Secular altarpiece | The Gold Metaverse, by David Breuer-Weil at SOLO CONTEMPORARY

The Gold Metaverse, 2022. Acrylic, pencil and gold leaf on six panels. Overall: 182 x 243 cm. Courtesy of VirginiaVisualArts

A major work by the artist David Breuer-Weil will serve as the centrepiece and the entrance feature of the SOLO CONTEMPORARY section at British Art Fair. The piece, titled The Gold Metaverse, is inspired by the vast 15th-century polyptych The Ghent Altarpiece, by Hubert and Jan van Eyck, which dominates the interior of St Bavo’s Cathedral in the medieval Belgian city. 

The van Eck brothers were inspired by their Christian faith; Breuer-Weil is inspired by modern technology.

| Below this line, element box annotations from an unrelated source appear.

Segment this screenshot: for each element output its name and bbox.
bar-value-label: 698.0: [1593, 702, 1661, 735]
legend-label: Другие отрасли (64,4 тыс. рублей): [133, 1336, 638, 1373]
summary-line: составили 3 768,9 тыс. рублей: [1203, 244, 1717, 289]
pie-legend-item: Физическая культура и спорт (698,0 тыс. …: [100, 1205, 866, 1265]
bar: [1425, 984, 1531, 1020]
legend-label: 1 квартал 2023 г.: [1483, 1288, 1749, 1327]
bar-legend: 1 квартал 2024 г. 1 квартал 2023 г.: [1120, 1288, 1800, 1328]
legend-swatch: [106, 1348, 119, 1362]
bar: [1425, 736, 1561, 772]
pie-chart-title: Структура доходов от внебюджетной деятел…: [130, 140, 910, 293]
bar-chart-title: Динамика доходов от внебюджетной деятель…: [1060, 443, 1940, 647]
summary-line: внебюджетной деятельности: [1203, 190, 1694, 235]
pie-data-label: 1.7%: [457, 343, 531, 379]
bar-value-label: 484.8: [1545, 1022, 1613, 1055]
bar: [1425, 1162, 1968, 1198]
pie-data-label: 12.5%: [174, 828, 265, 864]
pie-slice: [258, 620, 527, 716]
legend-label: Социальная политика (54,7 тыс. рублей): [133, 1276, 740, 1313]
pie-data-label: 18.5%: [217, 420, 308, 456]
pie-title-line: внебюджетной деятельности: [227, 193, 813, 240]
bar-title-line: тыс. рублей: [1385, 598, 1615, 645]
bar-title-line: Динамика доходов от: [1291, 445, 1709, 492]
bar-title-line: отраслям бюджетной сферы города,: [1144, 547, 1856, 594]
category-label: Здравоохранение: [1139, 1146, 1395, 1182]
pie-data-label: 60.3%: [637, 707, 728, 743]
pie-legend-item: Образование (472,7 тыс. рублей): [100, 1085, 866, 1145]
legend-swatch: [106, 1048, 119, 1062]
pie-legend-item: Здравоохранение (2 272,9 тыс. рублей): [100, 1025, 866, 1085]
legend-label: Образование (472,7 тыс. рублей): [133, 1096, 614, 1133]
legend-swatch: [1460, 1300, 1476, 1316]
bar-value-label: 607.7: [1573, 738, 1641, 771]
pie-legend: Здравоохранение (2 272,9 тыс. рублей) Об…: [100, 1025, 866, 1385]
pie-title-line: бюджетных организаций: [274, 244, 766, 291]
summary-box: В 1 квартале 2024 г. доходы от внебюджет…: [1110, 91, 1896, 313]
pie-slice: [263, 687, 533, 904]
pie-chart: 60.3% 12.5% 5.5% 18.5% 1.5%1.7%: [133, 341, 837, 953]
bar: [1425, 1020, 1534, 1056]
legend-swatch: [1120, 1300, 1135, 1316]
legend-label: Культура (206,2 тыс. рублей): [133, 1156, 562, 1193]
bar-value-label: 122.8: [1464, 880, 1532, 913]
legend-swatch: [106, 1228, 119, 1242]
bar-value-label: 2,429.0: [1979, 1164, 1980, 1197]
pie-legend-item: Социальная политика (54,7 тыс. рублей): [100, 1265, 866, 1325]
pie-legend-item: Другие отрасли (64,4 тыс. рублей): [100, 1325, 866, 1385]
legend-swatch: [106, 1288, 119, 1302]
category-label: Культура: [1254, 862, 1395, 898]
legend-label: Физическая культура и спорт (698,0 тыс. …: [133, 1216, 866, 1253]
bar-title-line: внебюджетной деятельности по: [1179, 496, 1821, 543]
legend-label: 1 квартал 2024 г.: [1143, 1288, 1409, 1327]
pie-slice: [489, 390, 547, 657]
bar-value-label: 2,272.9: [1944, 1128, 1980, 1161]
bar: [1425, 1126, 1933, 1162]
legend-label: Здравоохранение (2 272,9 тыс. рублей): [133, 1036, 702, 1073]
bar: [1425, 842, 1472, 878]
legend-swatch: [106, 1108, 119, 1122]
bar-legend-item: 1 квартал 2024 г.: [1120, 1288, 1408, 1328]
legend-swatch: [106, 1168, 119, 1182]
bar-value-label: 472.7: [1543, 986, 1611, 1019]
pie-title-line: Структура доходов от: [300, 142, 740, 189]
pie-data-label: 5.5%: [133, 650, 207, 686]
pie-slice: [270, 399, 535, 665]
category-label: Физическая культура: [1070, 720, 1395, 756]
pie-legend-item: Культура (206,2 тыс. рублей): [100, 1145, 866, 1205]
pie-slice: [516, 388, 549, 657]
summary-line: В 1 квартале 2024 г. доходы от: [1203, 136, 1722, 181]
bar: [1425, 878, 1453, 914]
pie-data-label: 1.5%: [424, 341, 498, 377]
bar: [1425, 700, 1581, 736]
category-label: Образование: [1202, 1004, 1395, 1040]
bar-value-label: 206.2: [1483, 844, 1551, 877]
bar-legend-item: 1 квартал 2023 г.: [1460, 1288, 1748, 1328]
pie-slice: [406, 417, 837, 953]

His website explains: ‘The Gold Metaverse explores the ground-breaking significance of the Metaverse which, like traditional human creativity, allows for the free and unlimited expression of the imagination. It is filled with significant details including real and imagined people and animals, computing, and virtual reality. Despite its futuristic subject, this tour de force of contemporary draftsmanship is imbued with a strong sense of art history.’

Like the van Eycks’ masterpiece, the contemporary piece constitutes a visual narrative, designed to be contemplated over a long period, its details accumulating in the viewer’s mind, to engender a sense of awe at powers which are out of our control, and which in turn control us.

Breuer-Weil is perhaps best known for his monumental sculptures (you may well have noticed his Alien 2, embedded headfirst into the Mayfair pavement on New Bond Street in 2021, or his egg-shaped Sister currently in Hanover Square) but is also feted for his vast painted canvases, which he dubs ‘The Projects’. These have been exhibited in venues such as The Roundhouse in Camden (2001) and the Vaults in Waterloo (2013). This latest work is part of his ‘gold period’ named after the extensive use of gold leaf in his paintings, “to express these uncanny, otherworldly apocalyptic times we are living through.”

“Our reality can be literally created by computing,” he comments, “and this may be some replacement of the traditional role of Christian thought. I wanted to create a highly detailed golden panel, a secular altarpiece of the modern age about the awesome power of computing, AI and the Metaverse.” The piece makes its debut at the Fair, under the auspices of Virginia Visual Arts. Warning: once you start looking at it, you may be there some time.